Is there any chance that you could create some kind of var to limit the rate of JetStream forwarding?

[derekcollison]

We would not approach it that way, we should not slow down normal NATS core publishers due to misconfiguration.

We are considering a way to protect the server by dropping AppendEntry msgs from the NRG (raft) layer. That would avoid memory bloat but would cause the system to thrash a bit catching up the NRG followers when they detect gaps from the dropped messages.

[Jarema]

@Steel551454 I plan to contribute to the issue mentioned somewhere in Q3, and introducel JetStream support. The current one is not actually supporting acks, despite saying that in docs.

[Steel551454]

Let's say we turn off Jetstream. Where in NATS settings can we specify where to store events?

[Jarema]

If you turn off JetStream, messages will not be stored anywhere, they become at most once. You need a subscriber application that processes them.

In JetStream, you can define the store directiory here:

jetstream {
  store_dir: /path
}

or via providing -sd flag.

[Steel551454]

Do you happen to have a simple Go-written proxy: transforming requests from NATS Core Stream to Jetstream?

[Steel551454]

Today we replaced the pipeline parser vetor.dev with redpanda-connect, which has a plugin for working with NATS Jetstream.
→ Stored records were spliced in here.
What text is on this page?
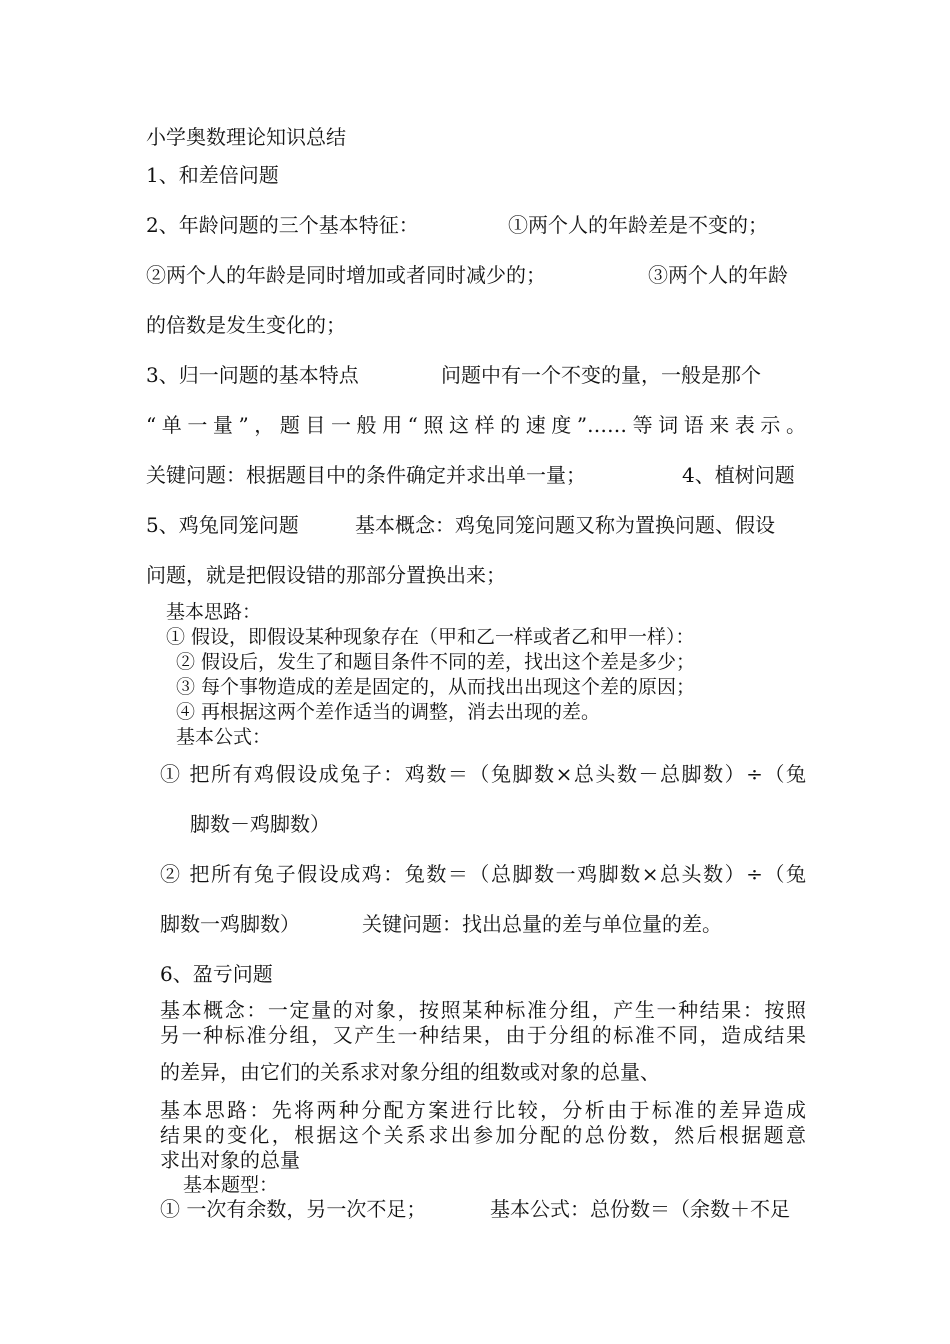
小学奥数理论知识总结
1、和差倍问题
2、年龄问题的三个基本特征：	①两个人的年龄差是不变的；
②两个人的年龄是同时增加或者同时减少的；	③两个人的年龄
的倍数是发生变化的；
3、归一问题的基本特点	问题中有一个不变的量，一般是那个
“单一量”，题目一般用“照这样的速度”……等词语来表示。
关键问题：根据题目中的条件确定并求出单一量；	4、植树问题
5、鸡兔同笼问题	基本概念：鸡兔同笼问题又称为置换问题、假设
问题，就是把假设错的那部分置换出来；
基本思路：
① 假设，即假设某种现象存在（甲和乙一样或者乙和甲一样）：
② 假设后，发生了和题目条件不同的差，找出这个差是多少；
③ 每个事物造成的差是固定的，从而找出出现这个差的原因；
④ 再根据这两个差作适当的调整，消去出现的差。
基本公式：
① 把所有鸡假设成兔子：鸡数＝（兔脚数×总头数－总脚数）÷（兔
脚数－鸡脚数）
② 把所有兔子假设成鸡：兔数＝（总脚数一鸡脚数×总头数）÷（兔
脚数一鸡脚数）	关键问题：找出总量的差与单位量的差。
6、盈亏问题
基本概念：一定量的对象，按照某种标准分组，产生一种结果：按照
另一种标准分组，又产生一种结果，由于分组的标准不同，造成结果
的差异，由它们的关系求对象分组的组数或对象的总量、
基本思路：先将两种分配方案进行比较，分析由于标准的差异造成
结果的变化，根据这个关系求出参加分配的总份数，然后根据题意
求出对象的总量
基本题型：
① 一次有余数，另一次不足；	基本公式：总份数＝（余数＋不足
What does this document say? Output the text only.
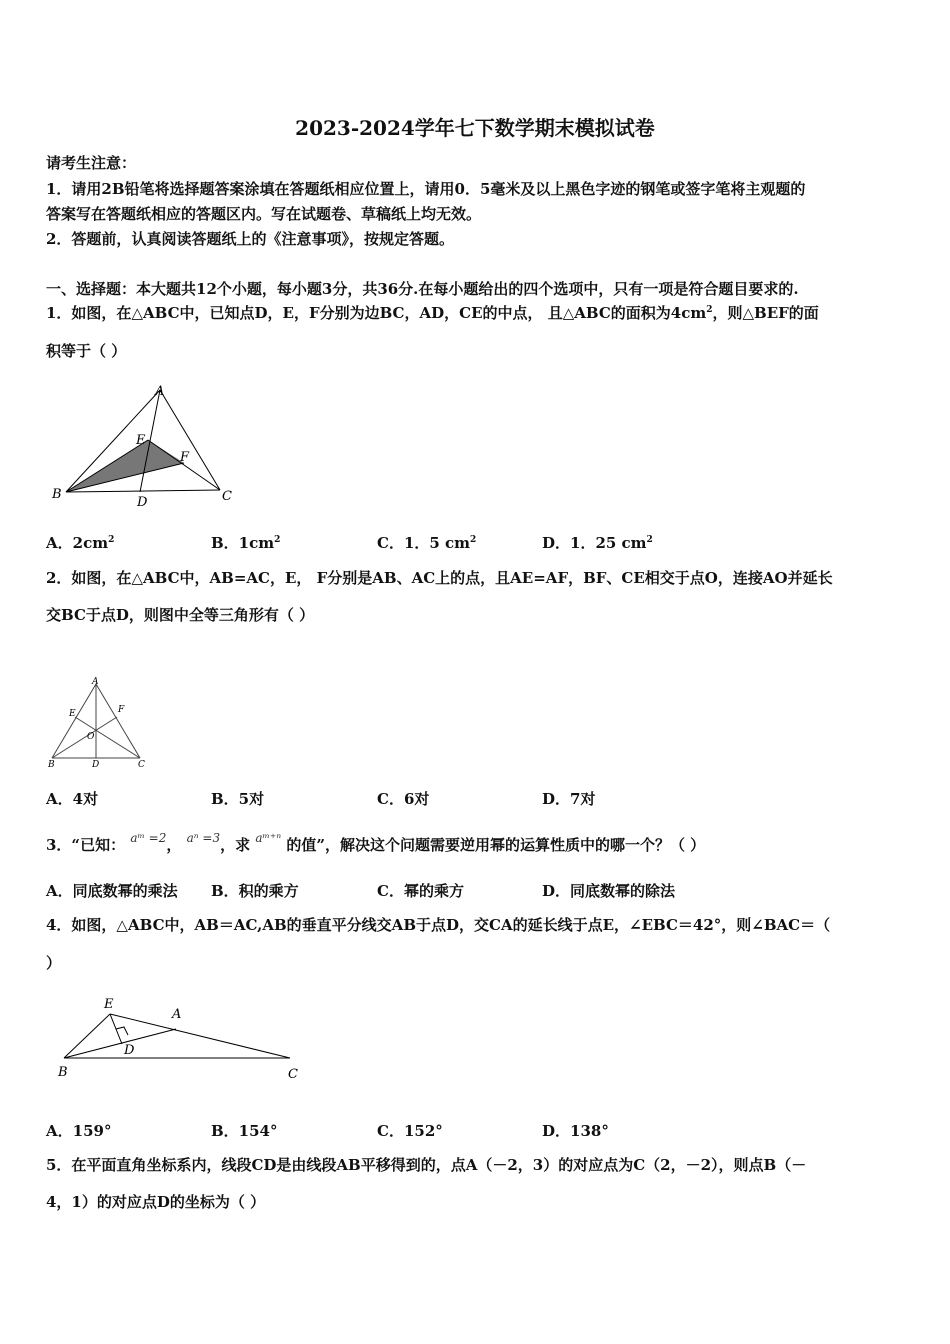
2023-2024学年七下数学期末模拟试卷
请考生注意：
1．请用2B铅笔将选择题答案涂填在答题纸相应位置上，请用0．5毫米及以上黑色字迹的钢笔或签字笔将主观题的
答案写在答题纸相应的答题区内。写在试题卷、草稿纸上均无效。
2．答题前，认真阅读答题纸上的《注意事项》，按规定答题。
一、选择题：本大题共12个小题，每小题3分，共36分.在每小题给出的四个选项中，只有一项是符合题目要求的.
1．如图，在△ABC中，已知点D，E，F分别为边BC，AD，CE的中点， 且△ABC的面积为$4cm^2$，则△BEF的面
积等于（ ）
A
B	C
D
E
F
A．$2cm^2$	B．$1cm^2$	C．1．5 $cm^2$	D．1．25 $cm^2$
2．如图，在△ABC中，AB=AC，E， F分别是AB、AC上的点，且AE=AF，BF、CE相交于点O，连接AO并延长
交BC于点D，则图中全等三角形有（ ）
A
B	C
D
E	F
O
A．4对	B．5对	C．6对	D．7对
3．“已知： $^{aᵐ =2}$， $^{a^n =3}$，求 $^{aᵐ^{+n}}$ 的值”，解决这个问题需要逆用幂的运算性质中的哪一个？（ ）
A．同底数幂的乘法 B．积的乘方	C．幂的乘方	D．同底数幂的除法
4．如图，△ABC中，AB＝AC,AB的垂直平分线交AB于点D，交CA的延长线于点E，∠EBC＝42°，则∠BAC＝（
）
E
A
D
B	C
A．159°	B．154°	C．152°	D．138°
5．在平面直角坐标系内，线段CD是由线段AB平移得到的，点A（－2，3）的对应点为C（2，－2），则点B（－
4，1）的对应点D的坐标为（ ）
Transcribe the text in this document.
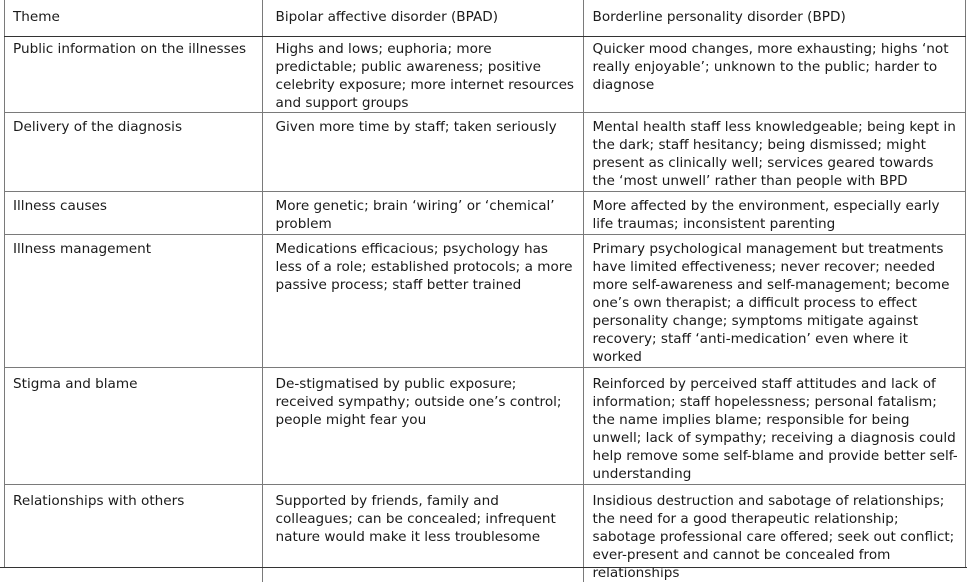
Theme	Bipolar affective disorder (BPAD)	Borderline personality disorder (BPD)
Public information on the illnesses	Highs and lows; euphoria; more predictable; public awareness; positive celebrity exposure; more internet resources and support groups	Quicker mood changes, more exhausting; highs ‘not really enjoyable’; unknown to the public; harder to diagnose
Delivery of the diagnosis	Given more time by staff; taken seriously	Mental health staff less knowledgeable; being kept in the dark; staff hesitancy; being dismissed; might present as clinically well; services geared towards the ‘most unwell’ rather than people with BPD
Illness causes	More genetic; brain ‘wiring’ or ‘chemical’ problem	More affected by the environment, especially early life traumas; inconsistent parenting
Illness management	Medications efficacious; psychology has less of a role; established protocols; a more passive process; staff better trained	Primary psychological management but treatments have limited effectiveness; never recover; needed more self-awareness and self-management; become one’s own therapist; a difficult process to effect personality change; symptoms mitigate against recovery; staff ‘anti-medication’ even where it worked
Stigma and blame	De-stigmatised by public exposure; received sympathy; outside one’s control; people might fear you	Reinforced by perceived staff attitudes and lack of information; staff hopelessness; personal fatalism; the name implies blame; responsible for being unwell; lack of sympathy; receiving a diagnosis could help remove some self-blame and provide better self-understanding
Relationships with others	Supported by friends, family and colleagues; can be concealed; infrequent nature would make it less troublesome	Insidious destruction and sabotage of relationships; the need for a good therapeutic relationship; sabotage professional care offered; seek out conflict; ever-present and cannot be concealed from relationships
The memory leak issue has not been resolved. Attached is an archive with profiles. profiles.zip

[Steel551454]

@derekcollison, I'm sorry to bother you, but switching our pipeline to use Jetstream did not solve the memory leak issue. Maybe we should add some explicit limiter? The situation where a cluster node crashes due to OOM cannot be considered good.

[derekcollison]

Agree, we could simply drop messages, and not place them into the stream. The system will be complaining about high lag getting messages into the stream. Those should be in the log.

However in this case, I would imagine you want the system to store the messages. So you either need to slow down the publisher or speed up the storage mechanism. Meaning running multiple parallet streams and have the NATS system transparently partition the subject space into multiple streams.

[Steel551454]

Do I understand correctly that in our case, for faster message storage in streams, we should launch multiple instances (preferably on different servers) and distribute the streams among several instances?

[Steel551454]

Or do you have something else in mind?

[Steel551454]

And another question: would the memory leak situation change if we used NVMe disks instead of traditional SSDs to store the events?

[derekcollison]

Yes that is correct. @jnmoyne can help with how that gets put together.

The memory leak is not a leak, since the publishing layer does not wait and publishes as fast as NATS core allows (NATS core can be >10M/s vs JetStream around ~250k/s), the system is simply holding onto all the staged messages waiting to be stored into the stream.

NVMe probably would not make a difference in this case IMO.